Saving All My Crude For You – Bumpy Ride Ahead for Houston Crude Deliveries

Looking out over the next year and a half to 2016, Houston crude storage capacity looks to be lower than necessary to meet operational needs. With continuing increases in pipeline crude streams headed into the area in the next six months, we could see supply disruptions with consequences for price volatility. Probable victims of these disruptions would be producers looking to find a home at Houston refineries for their production. The solution is to build more storage but the market is not yet sending alarm signals to that effect.  Today we conclude our series on Houston storage capacity.

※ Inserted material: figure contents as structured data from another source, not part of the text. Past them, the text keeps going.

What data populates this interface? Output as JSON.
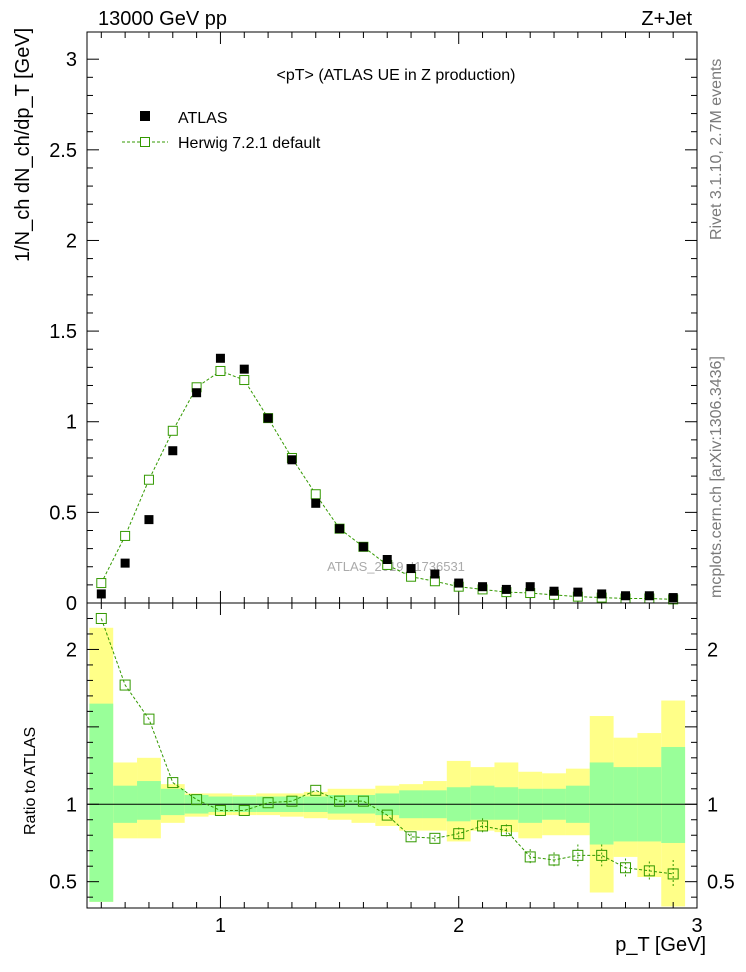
{
  "header": {
    "left": "13000 GeV pp",
    "right": "Z+Jet"
  },
  "side_labels": {
    "rivet": "Rivet 3.1.10, 2.7M events",
    "mcplots": "mcplots.cern.ch [arXiv:1306.3436]"
  },
  "colors": {
    "mc": "#339900",
    "band_stat": "#99ff99",
    "band_total": "#ffff88",
    "data": "#000000"
  },
  "chart_data": [
    {
      "type": "scatter",
      "title": "<pT> (ATLAS UE in Z production)",
      "ylabel": "1/N_ch dN_ch/dp_T [GeV]",
      "xlabel": "p_T [GeV]",
      "watermark": "ATLAS_2019_I1736531",
      "xlim": [
        0.44,
        3.0
      ],
      "ylim": [
        0,
        3.15
      ],
      "y_ticks": [
        "0",
        "0.5",
        "1",
        "1.5",
        "2",
        "2.5",
        "3"
      ],
      "legend_position": "top-left",
      "x": [
        0.5,
        0.6,
        0.7,
        0.8,
        0.9,
        1.0,
        1.1,
        1.2,
        1.3,
        1.4,
        1.5,
        1.6,
        1.7,
        1.8,
        1.9,
        2.0,
        2.1,
        2.2,
        2.3,
        2.4,
        2.5,
        2.6,
        2.7,
        2.8,
        2.9
      ],
      "series": [
        {
          "name": "ATLAS",
          "marker": "filled-square",
          "values": [
            0.05,
            0.22,
            0.46,
            0.84,
            1.16,
            1.35,
            1.29,
            1.02,
            0.79,
            0.55,
            0.41,
            0.31,
            0.24,
            0.19,
            0.16,
            0.11,
            0.09,
            0.075,
            0.09,
            0.065,
            0.06,
            0.05,
            0.04,
            0.04,
            0.03
          ]
        },
        {
          "name": "Herwig 7.2.1 default",
          "marker": "open-square",
          "line": "dashed",
          "values": [
            0.11,
            0.37,
            0.68,
            0.95,
            1.19,
            1.28,
            1.23,
            1.02,
            0.8,
            0.6,
            0.41,
            0.31,
            0.21,
            0.145,
            0.12,
            0.09,
            0.075,
            0.06,
            0.055,
            0.045,
            0.035,
            0.03,
            0.025,
            0.025,
            0.02
          ]
        }
      ]
    },
    {
      "type": "line",
      "ylabel": "Ratio to ATLAS",
      "xlabel": "p_T [GeV]",
      "xlim": [
        0.44,
        3.0
      ],
      "ylim": [
        0.33,
        2.3
      ],
      "x_ticks": [
        "1",
        "2",
        "3"
      ],
      "y_ticks": [
        "0.5",
        "1",
        "2"
      ],
      "x": [
        0.5,
        0.6,
        0.7,
        0.8,
        0.9,
        1.0,
        1.1,
        1.2,
        1.3,
        1.4,
        1.5,
        1.6,
        1.7,
        1.8,
        1.9,
        2.0,
        2.1,
        2.2,
        2.3,
        2.4,
        2.5,
        2.6,
        2.7,
        2.8,
        2.9
      ],
      "series": [
        {
          "name": "Herwig 7.2.1 default",
          "values": [
            2.2,
            1.77,
            1.55,
            1.14,
            1.03,
            0.96,
            0.96,
            1.01,
            1.02,
            1.09,
            1.02,
            1.02,
            0.93,
            0.79,
            0.78,
            0.81,
            0.86,
            0.83,
            0.66,
            0.64,
            0.67,
            0.67,
            0.59,
            0.57,
            0.55
          ],
          "err": [
            0,
            0,
            0,
            0,
            0,
            0,
            0,
            0,
            0,
            0,
            0,
            0,
            0,
            0.02,
            0.02,
            0.04,
            0.05,
            0.04,
            0.05,
            0.05,
            0.07,
            0.07,
            0.06,
            0.06,
            0.09
          ]
        }
      ],
      "bands": {
        "stat_low": [
          0.37,
          0.88,
          0.9,
          0.93,
          0.94,
          0.95,
          0.95,
          0.95,
          0.95,
          0.95,
          0.94,
          0.94,
          0.93,
          0.91,
          0.91,
          0.89,
          0.9,
          0.9,
          0.88,
          0.9,
          0.88,
          0.74,
          0.76,
          0.76,
          0.75
        ],
        "stat_high": [
          1.65,
          1.12,
          1.15,
          1.1,
          1.06,
          1.05,
          1.05,
          1.05,
          1.05,
          1.05,
          1.06,
          1.06,
          1.07,
          1.09,
          1.09,
          1.11,
          1.12,
          1.11,
          1.1,
          1.1,
          1.12,
          1.27,
          1.24,
          1.24,
          1.37
        ],
        "tot_low": [
          0.37,
          0.78,
          0.78,
          0.88,
          0.92,
          0.93,
          0.93,
          0.93,
          0.92,
          0.91,
          0.9,
          0.88,
          0.86,
          0.83,
          0.83,
          0.76,
          0.83,
          0.82,
          0.78,
          0.8,
          0.8,
          0.43,
          0.66,
          0.53,
          0.34
        ],
        "tot_high": [
          2.14,
          1.27,
          1.3,
          1.13,
          1.07,
          1.07,
          1.06,
          1.07,
          1.07,
          1.08,
          1.1,
          1.1,
          1.12,
          1.13,
          1.15,
          1.28,
          1.24,
          1.27,
          1.21,
          1.2,
          1.23,
          1.57,
          1.43,
          1.46,
          1.67
        ]
      }
    }
  ]
}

In Part 1 of this series covering the changing crude storage situation at the Gulf Coast – home to 50 % of US refining capacity - we discussed how storage provides a buffer or slack in the distribution chain from wellhead to refinery. In Part 2 we showed that the typical imported waterborne barrel delivered to Houston refineries spent 17-20 days in floating storage. In Part 3 we calculated Houston area refinery storage days at 21-23 days depending on refinery throughput versus a Gulf Coast average of 32 days. In Part 4 we reviewed new crude pipeline flows into the Houston area. Current pipeline capacity is about 1.4 MMb/d with another 1.5 MMb/d expected online by the end of 2015. In Part 5 we looked at the challenges refiners could run into unless more storage flexibility is added to the system than current plans allow. In Part 6 we looked at a potential underground cavern storage project that would add over 17 MMb/d to Houston area capacity. We conclude this series with thoughts about future storage requirements in the Houston area for refiners, producers and trading companies.

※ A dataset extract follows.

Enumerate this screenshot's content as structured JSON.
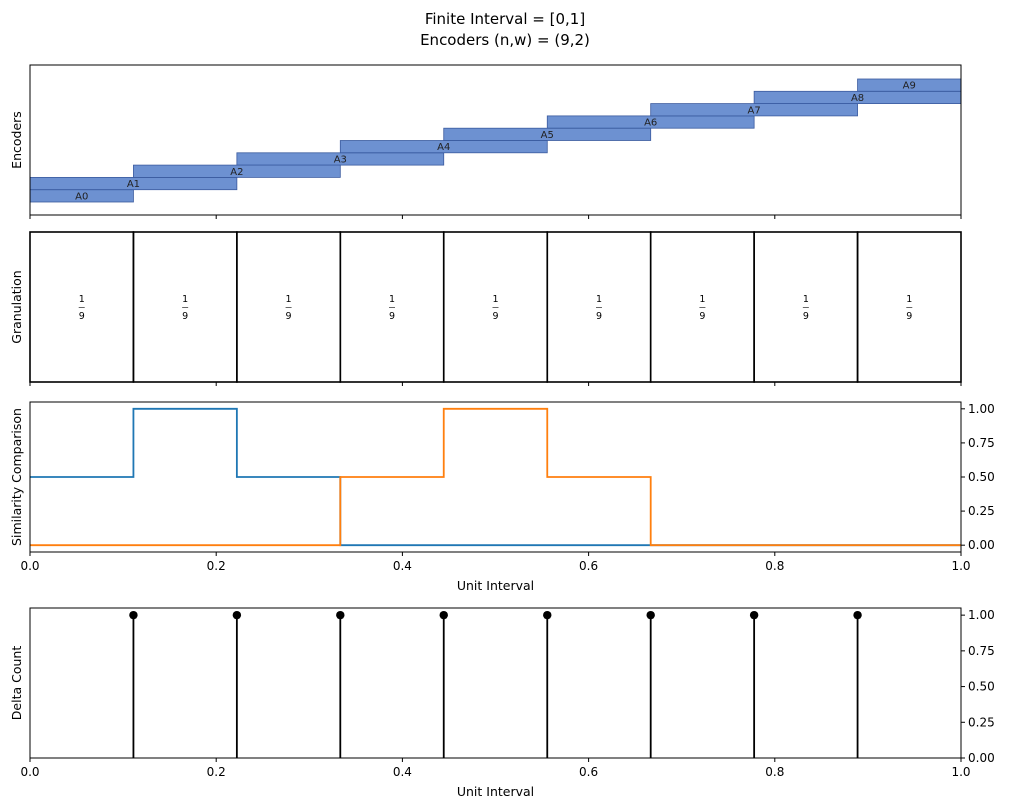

About 50 MMBbl was added to Gulf Coast region (Petroleum Administration Defense District (PADD III) crude inventories during the first four months of 2014 (see the red line in Figure #1). That created a record surplus over the five-year average (blue line on the chart). Even though refiners have processed crude at record rates since April and reduced the stockpile, crude inventory levels are still well above the five-year range (grey shaded area on the chart). We expect overall inventory to build again in the fall during refinery turnarounds. In Houston, the onslaught of new crude flows via pipeline will continue with the 300 Mb/d Magellan/Oxy Bridgetex pipeline expected online early in October (2014) and the 450 Mb/d Enbridge/Enterprise Seaway Twin by the end of the year as well as the expansion of the Enterprise Eagle Ford pipeline from 350 Mb/d to 425 Mb/d. In the past two weeks, two new projects have added to likely inflows into Houston in early 2016 – both bringing in light shale crude from the Eaglebine in East Texas (see We Heard it On the Eaglebine for more on that play). These are the Blueknight 100 Mb/d KnightWarrior and the Texstar Logistics 200 Mb/d East Texas pipeline project – both of which will bring crude into terminals in the Ship Channel. By 2016 there will be 3.2 MMb/d of crude pipeline capacity into Houston. All of this incoming crude adds to the Houston storage challenge.

Figure #1

Source: EIA Data from Morningstar (Click to Enlarge), RBN Energy

Of course, some of the incoming crude will push out imports – mostly light and medium sour crude. However, as we learned at the “Surviving The Flood” conference in Houston last week that RBN co hosted with Turner Mason & Company, Gulf Coast refineries configured to process heavy crude are likely to continue doing so regardless of the balance of light crude supplies from domestic production. That is because the US Gulf is the where most heavy crude processing capacity is located and there are limited alternatives for heavy crude producers, so they should price their barrels to fill Gulf Coast capacity. At the moment, much of the heavy crude feeding Houston refineries is imported from Mexico and Venezuela. The chart in Figure #2 shows the make up of waterborne imports into Houston, Galveston and Texas City ports since January 2011 using data from the Energy Information Administration (EIA). Light crude is defined as greater than 31 degrees API – and that includes sour as well as sweet crude – so the light crude still being imported into Houston is sour barrels – mostly from the Middle East (red shaded area on the chart). That light sour crude should be backed out of Houston by early 2015. Over the period since 2011 imports of both light and heavy crude have declined by about 0.5 MMb/d but we expect a residual demand for about 0.8 MMb/d of heavy crude (blue shaded area) as indicated by the black dashed line. However that residual heavy crude demand will not necessarily be met by waterborne imports. The new Flanagan South pipeline from Pontiac, Il and the Seaway Twin pipeline from Cushing, expected online by the end of the year, will deliver as much as 600 Mb/d of heavy Canadian crude to Houston – likely pushing out heavy imports from Mexico and Venezuela. When that happens – perhaps as early as 2016, residual waterborne imports to Houston would be 200 Mb/d – all of it heavy crude. As we have demonstrated in the analysis in this series, removing waterborne imports from the equation reduces storage flexibility because floating cargoes of crude are easier to divert than pipeline crude during supply or demand disruptions such as refinery turnarounds.